Jamie Dunn's last laugh?
Clarification: Mitch Braund has called me to point out that he did not attack Jamie Dunn when he spoke to a Brisbane journalist in March this year, but he did challenge the view that some radio stunts were "distasteful" and "lacked integrity". Braund says he and Dunn have since "had a laugh" over the newspaper report.
- June 19
In early March, Brisbane radio B105's content director Mitch Braund said former top-rating Brisbane announcer Jamie Dunn was out of touch after he criticised some of the current crop of radio stunts. According to the Sunday Mail Braund "believed B105's breakfast show gave audiences what they wanted". Oh, really? Well, I just looked up the ratings results from 2005, Dunn's last year at B105 before he moved to Zinc 96.1 on the Sunshine Coast. Dunn and Penny Cooper finished up with a rating of 13.1 - compared to B105's current breakfast rating of 8.9. Now in case you're thinking that that was a nostalgia-driven number, Cooper and Dunn began 2005 with 11.4 percent of the available listening audience, had 12.3 in survey 3 and 11.7 in survey 5. The current team of Labrat, Camilla and Stav may have had a shocker this time, and the show could well rebound (and, as they are nice people, I hope it does), but when you take the statistics into account - and especially the fact that Dunn, Ian Skippen and Donna Lynch (later Robin Bailey) once commanded more than a third of the entire Brisbane audience (albeit when there were fewer listening choices) - I don't think anybody is qualified to knock Dunn's instincts for what makes good radio.
Disclosure: Brett Debritz was dumped from a small weekly spot on the B105 breakfast show in the middle of last year, and he and Jamie Dunn once worked together on a book which may or may not ever see the light of day.

Brett, here is a sum.
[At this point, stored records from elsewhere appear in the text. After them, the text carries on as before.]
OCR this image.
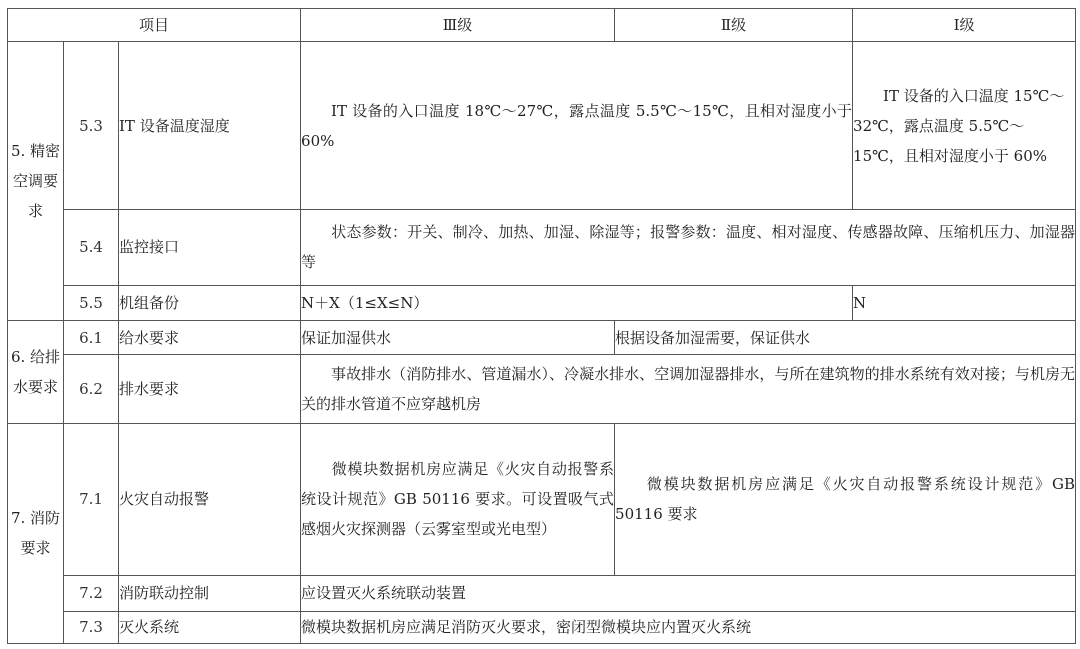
项目			Ⅲ级	Ⅱ级	Ⅰ级
5. 精密空调要求	5.3	IT 设备温度湿度	IT 设备的入口温度 18℃～27℃，露点温度 5.5℃～15℃，且相对湿度小于 60%		IT 设备的入口温度 15℃～32℃，露点温度 5.5℃～15℃，且相对湿度小于 60%
	5.4	监控接口	状态参数：开关、制冷、加热、加湿、除湿等；报警参数：温度、相对湿度、传感器故障、压缩机压力、加湿器等		
	5.5	机组备份	N＋X（1≤X≤N）		N
6. 给排水要求	6.1	给水要求	保证加湿供水	根据设备加湿需要，保证供水	
	6.2	排水要求	事故排水（消防排水、管道漏水）、冷凝水排水、空调加湿器排水，与所在建筑物的排水系统有效对接；与机房无关的排水管道不应穿越机房		
7. 消防要求	7.1	火灾自动报警	微模块数据机房应满足《火灾自动报警系统设计规范》GB 50116 要求。可设置吸气式感烟火灾探测器（云雾室型或光电型）	微模块数据机房应满足《火灾自动报警系统设计规范》GB 50116 要求	
	7.2	消防联动控制	应设置灭火系统联动装置		
	7.3	灭火系统	微模块数据机房应满足消防灭火要求，密闭型微模块应内置灭火系统		
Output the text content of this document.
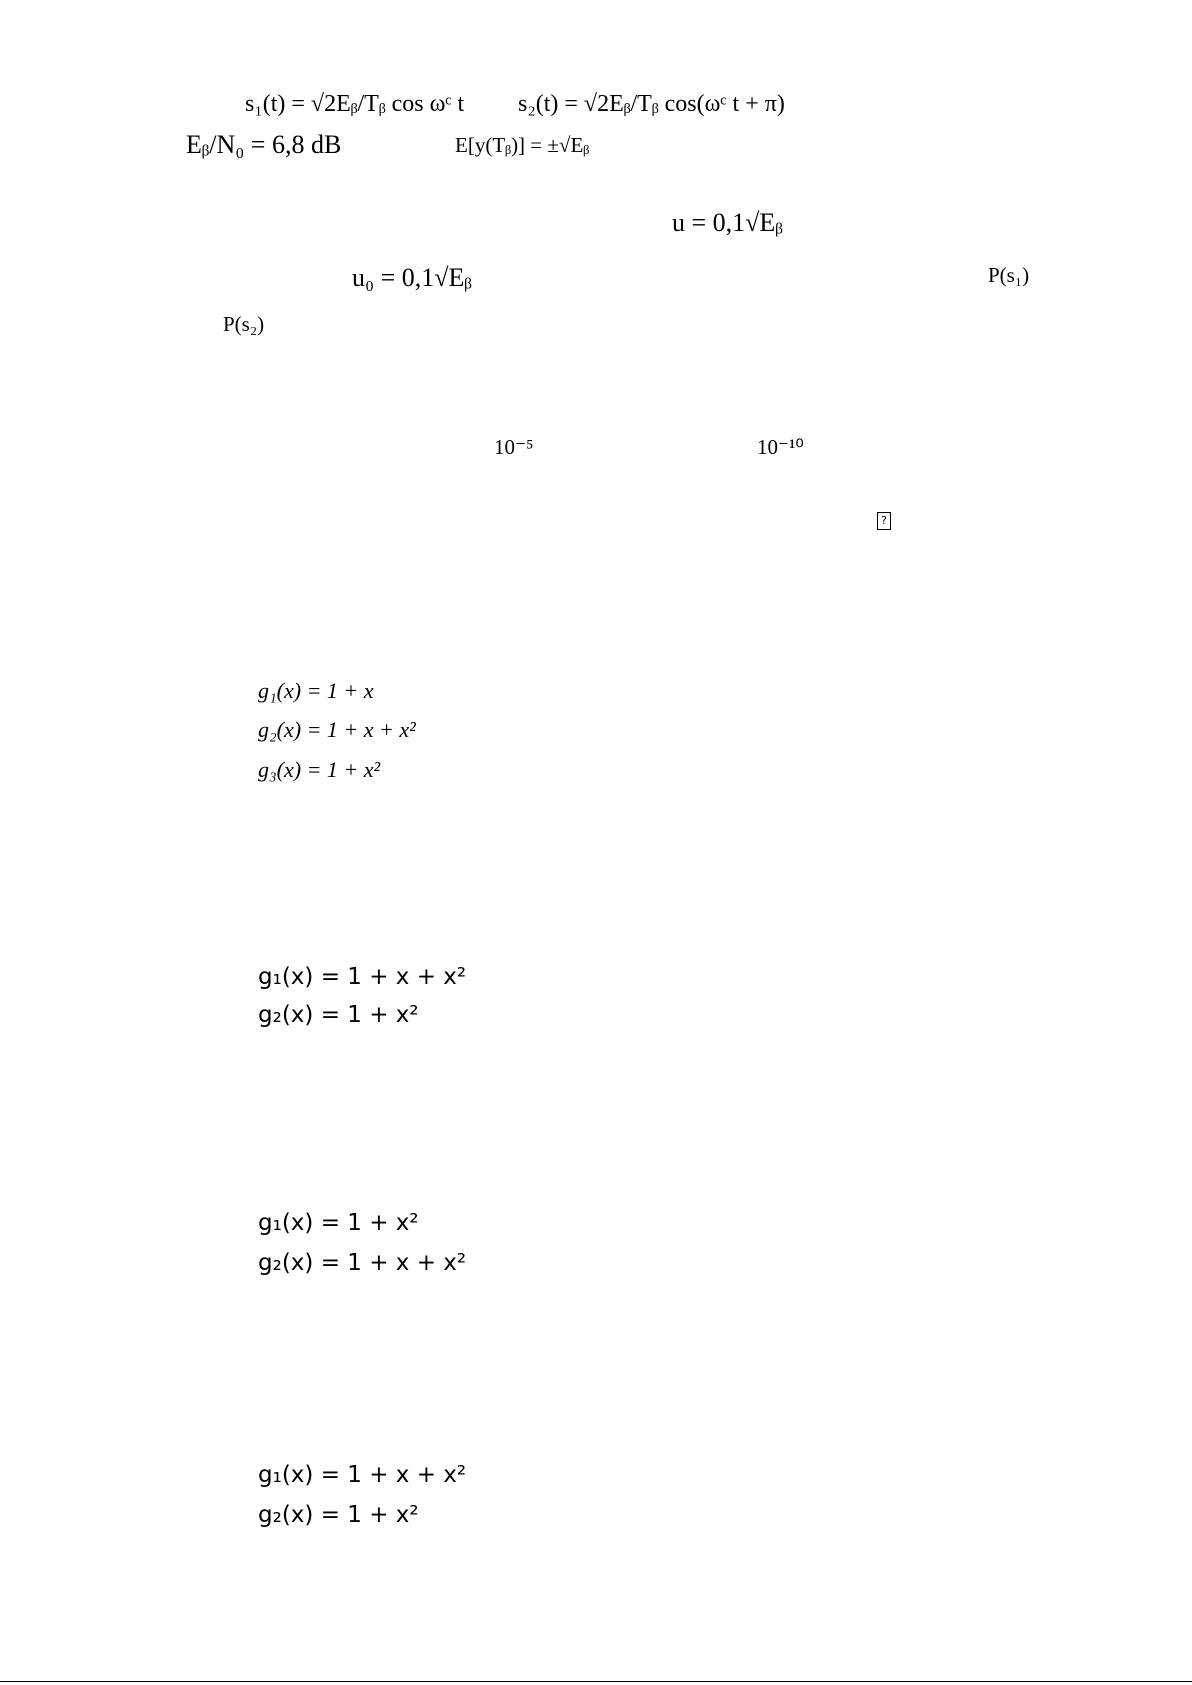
s₁(t) = √2Eᵦ/Tᵦ cos ωᶜ t s₂(t) = √2Eᵦ/Tᵦ cos(ωᶜ t + π)
Eᵦ/N₀ = 6,8 dB	E[y(Tᵦ)] = ±√Eᵦ
u = 0,1√Eᵦ
u₀ = 0,1√Eᵦ	P(s₁)
P(s₂)
10⁻⁵	10⁻¹⁰
?
g₁(x) = 1 + x
g₂(x) = 1 + x + x²
g₃(x) = 1 + x²
g₁(x) = 1 + x + x²
g₂(x) = 1 + x²
g₁(x) = 1 + x²
g₂(x) = 1 + x + x²
g₁(x) = 1 + x + x²
g₂(x) = 1 + x²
Any
Brett, here is a sum. Any Brisbane radio station+Jamie Dunn/Agro= Ratings & $$$. Simple as that. If Jamie got a regular Brisbane TV gig again (was he one of the guest Extra hosts last year? hmmm...), more listeners would come onto the radio product from the TV show and vice versa. But first he needs a willing Brisbane radio station AM or FM to "syndicate" the Zinc 96.1 breakfast show for the Sunshine Coast's many intercity commuters and the "new" Brisbane audience. B105 is going through the same "transition" period that Triple M went through when 4BK became B105 in 1990, Triple M changed to adapt to a two cornered FM market and B105 went in another direction aiming for the popular market which was massively successful for them from the very first survey post FM conversion. B105 has to now adapt to a larger FM market where four brand name stations are going for station loyalty. Look at 2DAY in Sydney for example, Kyle and Jackie O are the very top of a massive commercial FM market which has FM stations for hits, rock, top 40, classic hits and 25-54 hits(yes that demographic even applys to radio these days just ask Vega FM in Sydney) just to name a few. All Brisbane's FM market is hits,hits,hits and more hits. Variety may be the way for B105 to claw it's way back to the top.